Amtrak’s sudden fare increases bite the hand that feeds it
Amtrak recently raised multi-ride fares along the Northeast Corridor without adequate prior warning to its ridership. The drastic increase is a slap in the face to taxpayers, writes Talia Borofsky.
by Talia Borofsky | Thursday, August 15, 2024 | 12:00 PM EDT
In July Amtrak raised multi-ride fares along the Northeast Corridor by anywhere from 32% to 70% without directly notifying its ridership in advance.
Amtrak, a federally funded and federally majority-owned company, is meant to serve the public. The drastic fare increase is a slap in the face to taxpayers after the infrastructure bill dedicated a total of $22 billion in direct grants to the company.
You might think from Dr Borofsky’s first two paragraphs that her complaint is that she wasn’t notified far enough and directly enough in advance, but that’s not it. What upsets her is that she’s having to pay more for a direct service she receives.
Amtrak receives considerable subsidies from both state and federal governments but it’s managed as a for-profit company. This isn’t unusual. No country in the world operates a passenger rail system without public support.

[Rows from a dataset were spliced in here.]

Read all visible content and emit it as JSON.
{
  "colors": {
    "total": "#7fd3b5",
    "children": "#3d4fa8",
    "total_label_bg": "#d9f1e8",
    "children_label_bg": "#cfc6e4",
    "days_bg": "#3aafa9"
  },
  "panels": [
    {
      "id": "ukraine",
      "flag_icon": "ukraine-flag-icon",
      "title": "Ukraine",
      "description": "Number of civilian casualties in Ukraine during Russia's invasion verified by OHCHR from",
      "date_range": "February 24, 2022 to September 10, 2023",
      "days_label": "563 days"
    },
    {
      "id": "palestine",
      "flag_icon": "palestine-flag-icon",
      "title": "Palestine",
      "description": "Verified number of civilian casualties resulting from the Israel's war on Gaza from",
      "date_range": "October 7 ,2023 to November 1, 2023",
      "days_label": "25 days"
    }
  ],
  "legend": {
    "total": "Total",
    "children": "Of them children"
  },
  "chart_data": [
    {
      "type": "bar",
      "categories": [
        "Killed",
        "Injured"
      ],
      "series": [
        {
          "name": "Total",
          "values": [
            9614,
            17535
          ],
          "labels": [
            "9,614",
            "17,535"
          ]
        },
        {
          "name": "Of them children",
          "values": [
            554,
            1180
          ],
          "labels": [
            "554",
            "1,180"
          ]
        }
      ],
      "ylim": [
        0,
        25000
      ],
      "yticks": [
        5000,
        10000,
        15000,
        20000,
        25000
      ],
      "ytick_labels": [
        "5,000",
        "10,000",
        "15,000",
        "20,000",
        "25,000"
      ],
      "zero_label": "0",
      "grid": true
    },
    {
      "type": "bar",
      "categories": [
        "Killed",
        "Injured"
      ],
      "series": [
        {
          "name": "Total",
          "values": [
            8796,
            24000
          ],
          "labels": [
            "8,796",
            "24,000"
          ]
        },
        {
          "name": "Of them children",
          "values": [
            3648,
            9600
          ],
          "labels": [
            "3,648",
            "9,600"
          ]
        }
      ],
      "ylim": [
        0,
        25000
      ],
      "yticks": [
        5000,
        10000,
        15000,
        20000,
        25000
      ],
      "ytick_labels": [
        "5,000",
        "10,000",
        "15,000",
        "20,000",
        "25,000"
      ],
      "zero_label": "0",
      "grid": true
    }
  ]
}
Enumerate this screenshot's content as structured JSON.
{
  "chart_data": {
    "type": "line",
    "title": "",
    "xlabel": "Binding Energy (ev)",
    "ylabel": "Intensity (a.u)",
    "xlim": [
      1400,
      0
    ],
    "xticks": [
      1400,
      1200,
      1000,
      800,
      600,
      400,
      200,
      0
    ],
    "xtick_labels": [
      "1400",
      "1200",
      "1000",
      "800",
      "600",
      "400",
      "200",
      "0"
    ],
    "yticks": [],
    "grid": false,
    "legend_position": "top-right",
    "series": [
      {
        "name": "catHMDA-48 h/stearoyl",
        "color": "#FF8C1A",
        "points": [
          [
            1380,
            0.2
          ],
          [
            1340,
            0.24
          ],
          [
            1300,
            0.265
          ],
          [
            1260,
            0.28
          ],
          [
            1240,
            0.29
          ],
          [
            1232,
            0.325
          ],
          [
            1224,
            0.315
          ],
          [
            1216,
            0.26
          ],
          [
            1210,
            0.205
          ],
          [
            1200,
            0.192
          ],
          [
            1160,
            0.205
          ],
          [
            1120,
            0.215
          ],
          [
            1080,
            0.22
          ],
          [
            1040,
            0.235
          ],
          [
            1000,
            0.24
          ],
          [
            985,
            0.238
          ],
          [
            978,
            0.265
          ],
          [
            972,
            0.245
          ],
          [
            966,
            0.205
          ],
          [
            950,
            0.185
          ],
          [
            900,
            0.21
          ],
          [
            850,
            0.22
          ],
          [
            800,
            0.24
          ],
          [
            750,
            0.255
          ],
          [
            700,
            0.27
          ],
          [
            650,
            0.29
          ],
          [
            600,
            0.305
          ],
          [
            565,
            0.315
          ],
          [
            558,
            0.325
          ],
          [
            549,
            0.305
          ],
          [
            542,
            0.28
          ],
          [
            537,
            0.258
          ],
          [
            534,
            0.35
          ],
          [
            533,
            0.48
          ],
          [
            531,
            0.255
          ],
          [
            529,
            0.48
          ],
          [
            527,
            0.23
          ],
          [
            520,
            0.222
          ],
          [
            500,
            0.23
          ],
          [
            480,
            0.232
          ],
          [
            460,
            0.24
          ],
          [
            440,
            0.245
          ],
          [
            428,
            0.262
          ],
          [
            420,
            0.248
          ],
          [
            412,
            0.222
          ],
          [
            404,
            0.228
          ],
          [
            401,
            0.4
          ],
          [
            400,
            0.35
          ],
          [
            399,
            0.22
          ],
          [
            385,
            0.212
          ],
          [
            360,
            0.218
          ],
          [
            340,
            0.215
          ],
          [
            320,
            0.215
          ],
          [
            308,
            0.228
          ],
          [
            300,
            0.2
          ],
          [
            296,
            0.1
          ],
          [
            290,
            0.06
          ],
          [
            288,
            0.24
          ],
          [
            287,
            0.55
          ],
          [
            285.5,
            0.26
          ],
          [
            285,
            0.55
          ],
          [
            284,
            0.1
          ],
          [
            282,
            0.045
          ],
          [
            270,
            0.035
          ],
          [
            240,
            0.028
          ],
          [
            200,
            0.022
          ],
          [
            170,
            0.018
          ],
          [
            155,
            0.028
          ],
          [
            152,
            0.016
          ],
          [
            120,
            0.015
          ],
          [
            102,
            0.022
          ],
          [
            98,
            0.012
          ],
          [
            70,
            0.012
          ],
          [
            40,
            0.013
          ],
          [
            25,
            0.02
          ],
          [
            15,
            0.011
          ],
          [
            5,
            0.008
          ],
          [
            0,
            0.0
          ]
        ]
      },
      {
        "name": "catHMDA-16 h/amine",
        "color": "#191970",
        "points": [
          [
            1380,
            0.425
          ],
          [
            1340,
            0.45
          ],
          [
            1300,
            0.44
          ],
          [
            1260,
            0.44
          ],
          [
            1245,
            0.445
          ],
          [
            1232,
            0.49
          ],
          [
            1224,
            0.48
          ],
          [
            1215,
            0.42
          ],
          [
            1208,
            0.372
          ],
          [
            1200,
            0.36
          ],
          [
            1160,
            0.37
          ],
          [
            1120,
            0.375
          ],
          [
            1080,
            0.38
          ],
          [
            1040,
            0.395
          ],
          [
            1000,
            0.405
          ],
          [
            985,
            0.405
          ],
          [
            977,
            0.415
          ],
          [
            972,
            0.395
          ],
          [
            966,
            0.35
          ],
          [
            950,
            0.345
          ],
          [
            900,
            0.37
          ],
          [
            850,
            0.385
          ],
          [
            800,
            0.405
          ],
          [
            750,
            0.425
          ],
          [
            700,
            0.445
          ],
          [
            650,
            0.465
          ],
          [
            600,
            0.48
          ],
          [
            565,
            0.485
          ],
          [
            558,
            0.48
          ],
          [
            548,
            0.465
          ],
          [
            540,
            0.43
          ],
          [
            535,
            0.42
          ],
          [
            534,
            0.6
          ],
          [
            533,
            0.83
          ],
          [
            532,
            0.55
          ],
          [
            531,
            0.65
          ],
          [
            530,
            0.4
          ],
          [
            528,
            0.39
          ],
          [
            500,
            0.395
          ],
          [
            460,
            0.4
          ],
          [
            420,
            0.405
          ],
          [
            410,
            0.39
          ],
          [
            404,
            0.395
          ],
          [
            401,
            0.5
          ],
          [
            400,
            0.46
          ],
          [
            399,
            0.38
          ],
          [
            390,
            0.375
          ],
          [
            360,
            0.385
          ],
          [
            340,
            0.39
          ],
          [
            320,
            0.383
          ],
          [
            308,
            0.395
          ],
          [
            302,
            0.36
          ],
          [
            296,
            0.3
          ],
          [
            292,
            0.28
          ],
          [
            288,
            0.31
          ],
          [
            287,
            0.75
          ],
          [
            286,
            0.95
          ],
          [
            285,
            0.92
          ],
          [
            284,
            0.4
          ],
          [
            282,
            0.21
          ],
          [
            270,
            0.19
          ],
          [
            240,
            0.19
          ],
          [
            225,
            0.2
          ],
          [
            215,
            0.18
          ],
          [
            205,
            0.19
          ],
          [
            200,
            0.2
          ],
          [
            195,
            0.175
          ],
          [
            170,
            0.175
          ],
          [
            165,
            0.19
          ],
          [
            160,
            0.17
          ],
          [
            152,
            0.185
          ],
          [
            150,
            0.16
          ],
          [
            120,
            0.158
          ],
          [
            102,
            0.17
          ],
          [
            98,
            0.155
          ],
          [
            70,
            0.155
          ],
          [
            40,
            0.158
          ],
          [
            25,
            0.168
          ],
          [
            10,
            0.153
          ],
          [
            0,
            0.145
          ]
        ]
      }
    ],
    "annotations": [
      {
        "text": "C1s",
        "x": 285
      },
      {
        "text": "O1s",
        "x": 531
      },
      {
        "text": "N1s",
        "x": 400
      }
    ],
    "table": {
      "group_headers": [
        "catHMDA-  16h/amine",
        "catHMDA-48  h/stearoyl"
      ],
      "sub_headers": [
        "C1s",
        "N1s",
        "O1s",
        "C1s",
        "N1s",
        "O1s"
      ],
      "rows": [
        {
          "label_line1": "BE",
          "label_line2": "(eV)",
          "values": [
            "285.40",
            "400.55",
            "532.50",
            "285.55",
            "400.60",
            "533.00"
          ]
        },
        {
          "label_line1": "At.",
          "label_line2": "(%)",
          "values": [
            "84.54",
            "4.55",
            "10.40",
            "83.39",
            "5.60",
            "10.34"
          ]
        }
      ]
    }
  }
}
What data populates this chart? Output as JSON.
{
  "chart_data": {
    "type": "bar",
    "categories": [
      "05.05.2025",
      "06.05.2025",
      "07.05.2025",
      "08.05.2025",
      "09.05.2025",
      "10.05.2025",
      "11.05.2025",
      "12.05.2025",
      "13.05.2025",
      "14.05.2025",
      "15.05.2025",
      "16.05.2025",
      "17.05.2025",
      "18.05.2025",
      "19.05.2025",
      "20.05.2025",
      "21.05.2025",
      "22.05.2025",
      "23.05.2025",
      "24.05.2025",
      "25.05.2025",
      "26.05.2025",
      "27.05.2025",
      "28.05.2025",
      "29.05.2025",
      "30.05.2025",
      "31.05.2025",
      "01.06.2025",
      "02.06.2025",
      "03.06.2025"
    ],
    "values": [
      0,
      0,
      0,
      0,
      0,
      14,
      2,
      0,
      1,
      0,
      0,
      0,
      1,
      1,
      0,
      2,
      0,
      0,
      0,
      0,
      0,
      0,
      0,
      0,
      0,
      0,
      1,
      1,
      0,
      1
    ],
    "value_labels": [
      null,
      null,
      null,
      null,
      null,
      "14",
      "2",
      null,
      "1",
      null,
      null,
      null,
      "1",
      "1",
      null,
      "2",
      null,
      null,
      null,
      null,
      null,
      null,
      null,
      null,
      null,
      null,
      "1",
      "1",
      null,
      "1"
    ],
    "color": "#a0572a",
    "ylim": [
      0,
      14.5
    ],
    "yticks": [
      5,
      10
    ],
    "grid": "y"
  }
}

But Amtrak’s “for-profit” status is sadly ironic. The train company has never been profitable since its founding nearly fifty years ago. It’s only thanks to its subsidies that the company has survived.
In other words, Dr Borofsky’s daily commute has never been entirely paid for by her fares. It has always been subsidized by taxpayer dollars, many of which are taken from people who earn less money than she does. But hey, if you’re a daycare worker in Philly, or a laborer for a roofing company in Lexington, shouldn’t you be glad to know that some of the money you pay in taxes goes to pay for “a postdoctoral research associate” at an Ivy League university, who earned her doctorate at Stanford, the hoitiest and the toitiest of the colleges west of the Mississippi, to research “the evolution and ecology of cooperative hunting”?
As a postdoc at Princeton University, I commute from Philly to Princeton using Amtrak. This commute used to make financial sense; rents in Philadelphia are almost half the price of those in Princeton, and Princeton provided a helpful although limited commute subsidy.
However, the commute became unaffordable for me and likely many others on July 1; the 10-trip (one-way) ticket package between Princeton and Philly shot up from $230 to $390, and the monthly pass increased from $576 to $975. These sudden increases have impacted many postdocs and graduate students at Princeton, whose budgets were already strained by the previous fares.
There’s such a whiff of elitism from Dr Borofsky’s OpEd. As a “postdoctoral research associate” at an Ivy League university, she is paid much more than most Philadelphians. According to Glass Door:
The estimated total pay range for a Postdoctoral Fellow at Princeton University is $57K–$67K per year, which includes base salary and additional pay. The average Postdoctoral Fellow base salary at Princeton University is $62K per year.
The minimum of $57,000 is slightly higher than the median household income of $56,517 for Philadelphians overall. But Dr Borofsky apparently believes that the baggers at Giant Food Mart or the clerk at Wawa brewing her large coffee for the train ride — yeah, I’m guessing about that last, but everyone in Philly should drink Wawa coffee! — should have to contribute a bit more to pay for her train ride.
Dr Borofsky continued to tell readers about Amtrak’s poor service, and that the suddenness of the fare increase was “exploitative.” I have no qualms with her point that the increase was sudden, nor that Amtrak’s service isn’t the greatest.
But it’s her concluding one-sentence paragraph that gets me:
Train travel should be viable for all, not just the wealthy.
No, train travel should be available to those who pay for the service. Why should I, a retiree, be required to pony up some of my tax dollars so that Dr Borofsky doesn’t have to pay for the service she receives? Why should the janitors at Princeton be required to help fund her commute?
The subtitle of her article states, “The drastic increase is a slap in the face to taxpayers,” but no; the drastic increase is a boon to the taxpayers, the ones who are already subsidizing her train ride. The good research associate should pay for the services she receives herself.